The government yesterday tabled in Parliament the resolution and purchase and sales agreement for its $65 million acquisition of the Grand Lucayan Resort in Freeport, detailing even more costs the government must bear for taking on the struggling property.
While Prime Minister Dr. Hubert Minnis was expected to deliver a communication explaining the government’s reasons for purchasing the hotel, debate on the resolution was put off until today to allow the opposition, which received the agreement yesterday morning, time to review the documents.
According to the resolution, which was tabled by Deputy Prime Minister and Minister of Finance Peter Turnquest, the purchase price does not include inventories in the resort, including, but not limited to, all food and beverage, inventory held for sale to resort guests in the ordinary course of business; engineering, and maintenance and housekeeping supplies, including soap and cleaning material, fuels, stationery and printing items.

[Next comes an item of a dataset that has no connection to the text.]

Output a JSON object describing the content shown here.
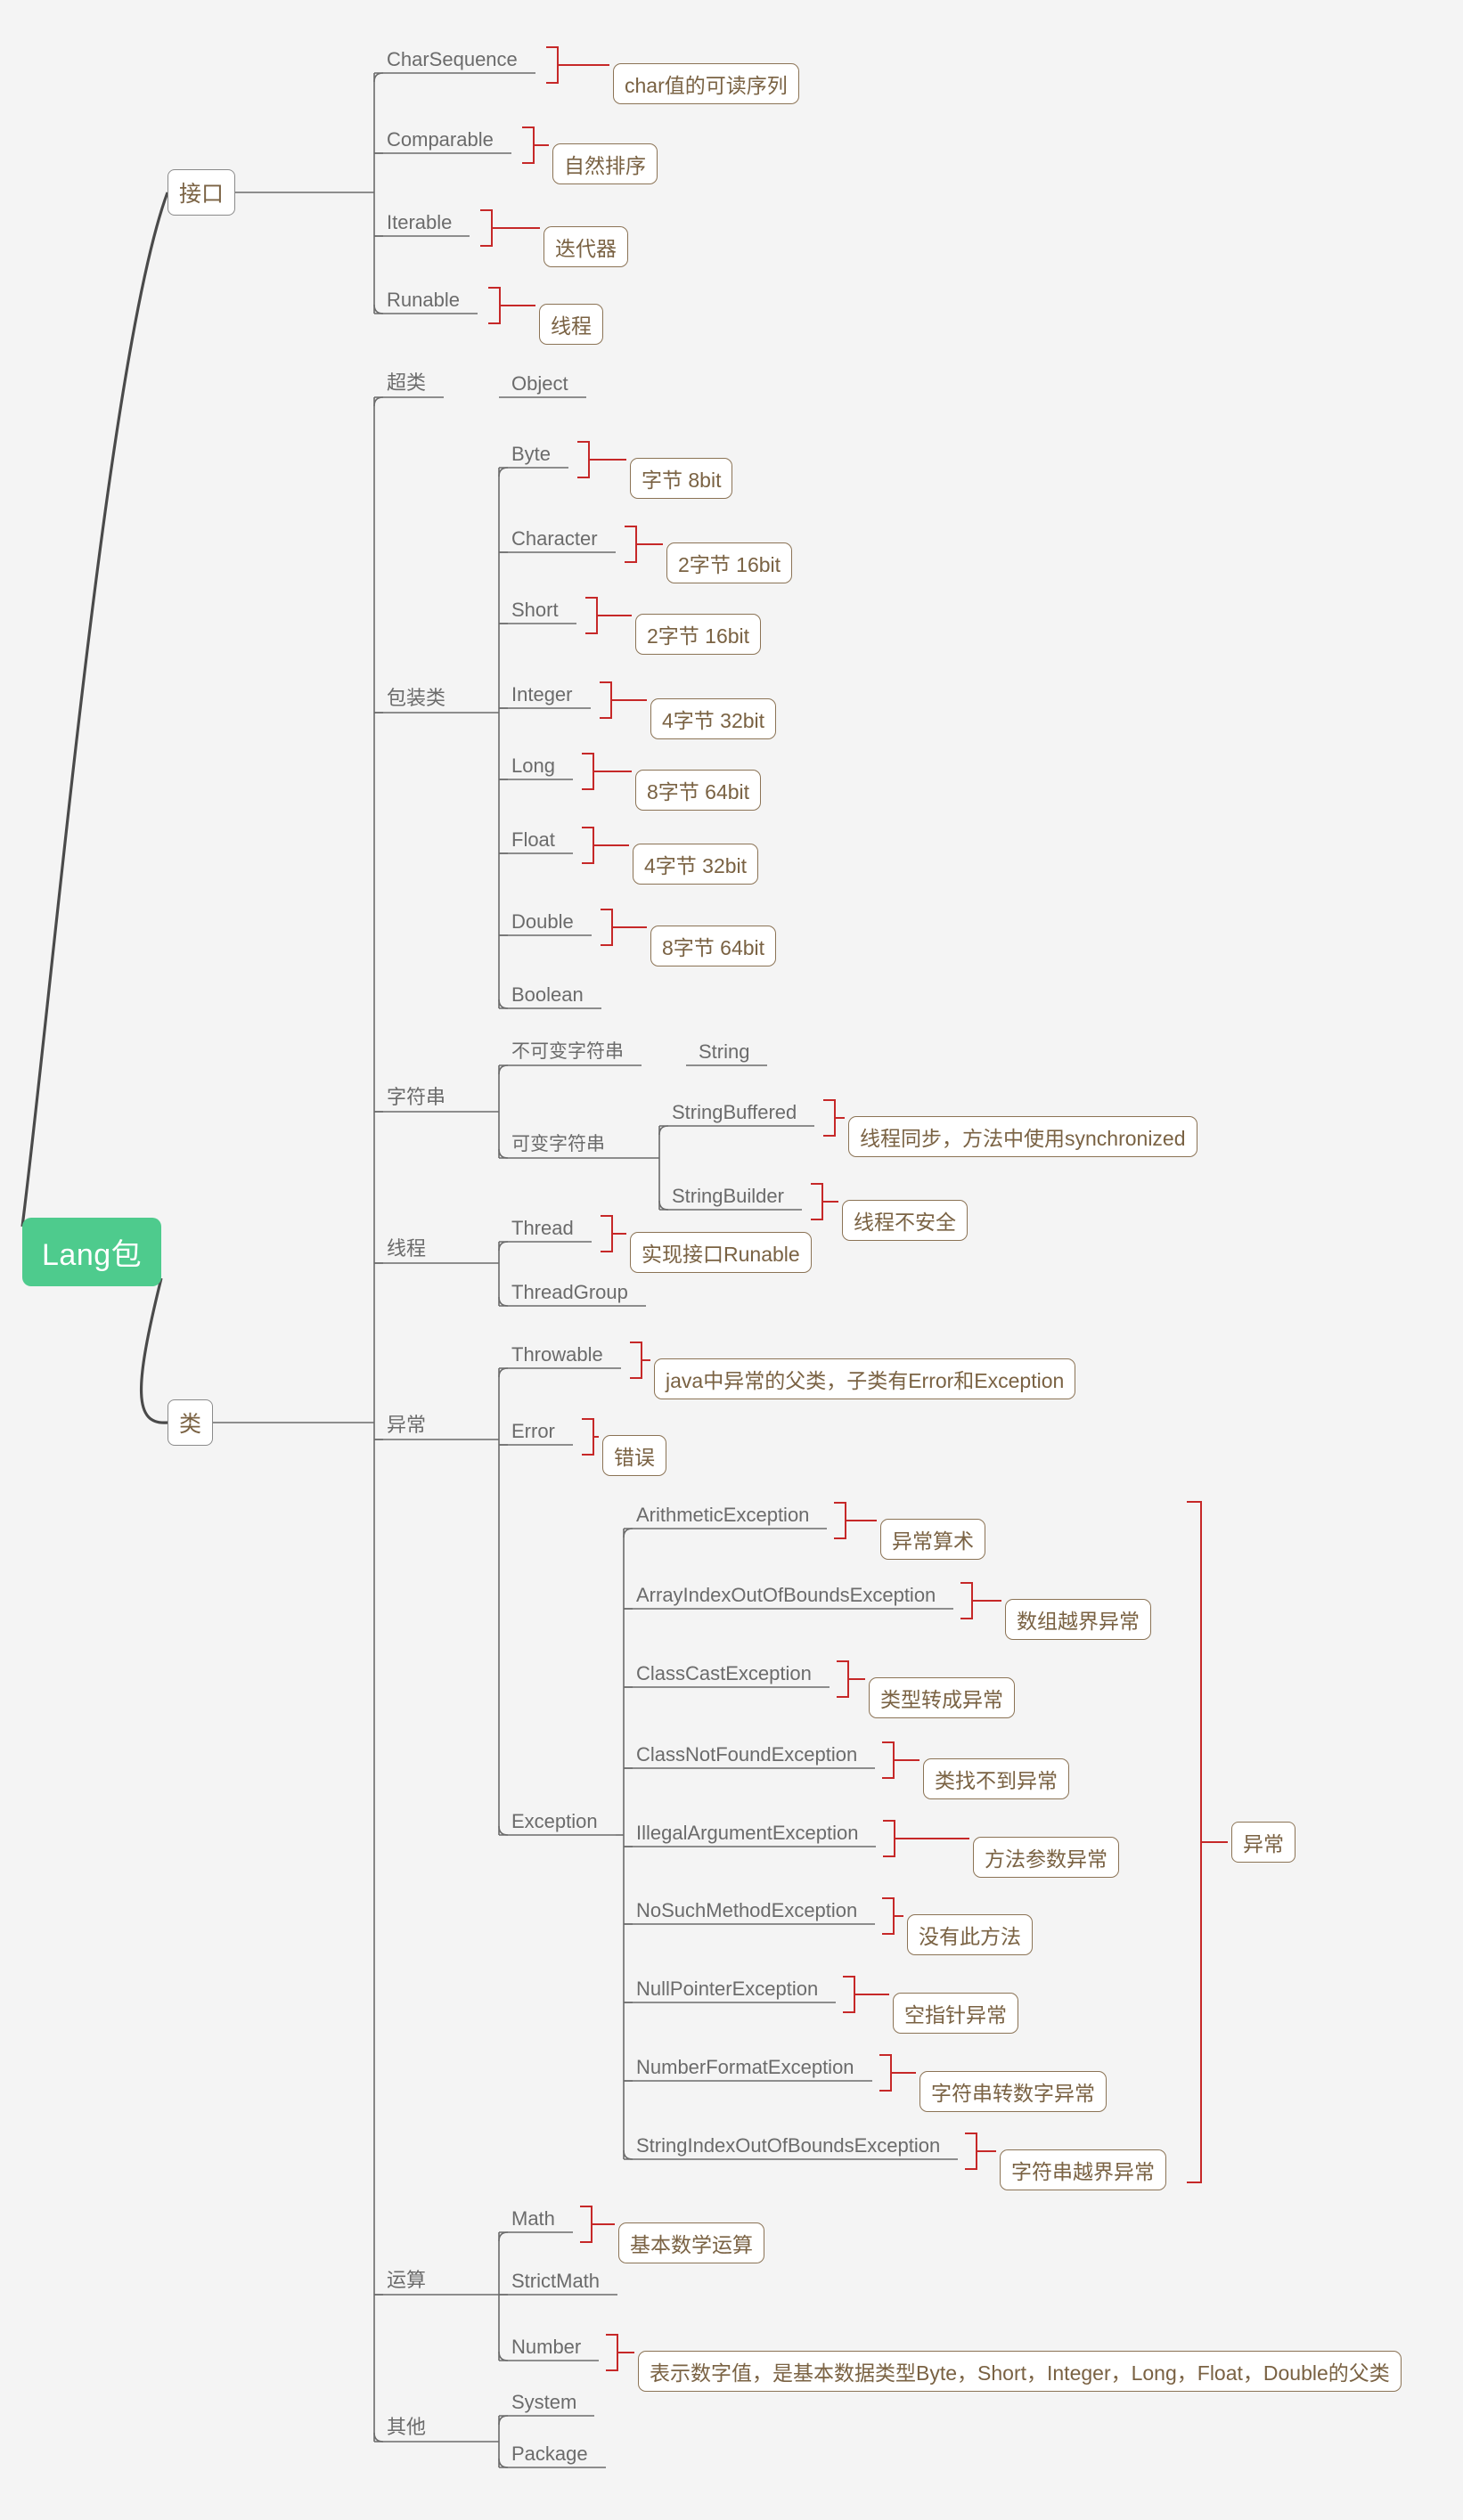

The purchase price also does not include other supplies of all kinds whether used or unused, opened or unopened such as china, glass, silver and linens.
The document states that upon the completion date of the purchase, Hutchinson Lucaya Limited (HLL) and Bahama Reef Limited (the vendors) shall receive credit for the total value of the inventory.
The government will be responsible for any stamp duty associated with the sale of the property, including stamp duty payable on the conveyance and the mortgage, and any other taxes, as well as all recording fees, the document reads.
The stamp duty on the mortgage is $3.5 million.
The government will pay HLL and Bahama Reef Limited $1.5 million as a subsidy for operational losses while keeping the Lighthouse Pointe open during the completion of the purchase.
According to the document, the first installment of $1 million was to be paid on August 15.
The balance will be paid in six installments.
Including in the resolution is a promissory note for $1 million for the “balance of the subsidy or payment for the balance of the subsidy if the completion date is after 11th September, 2018”.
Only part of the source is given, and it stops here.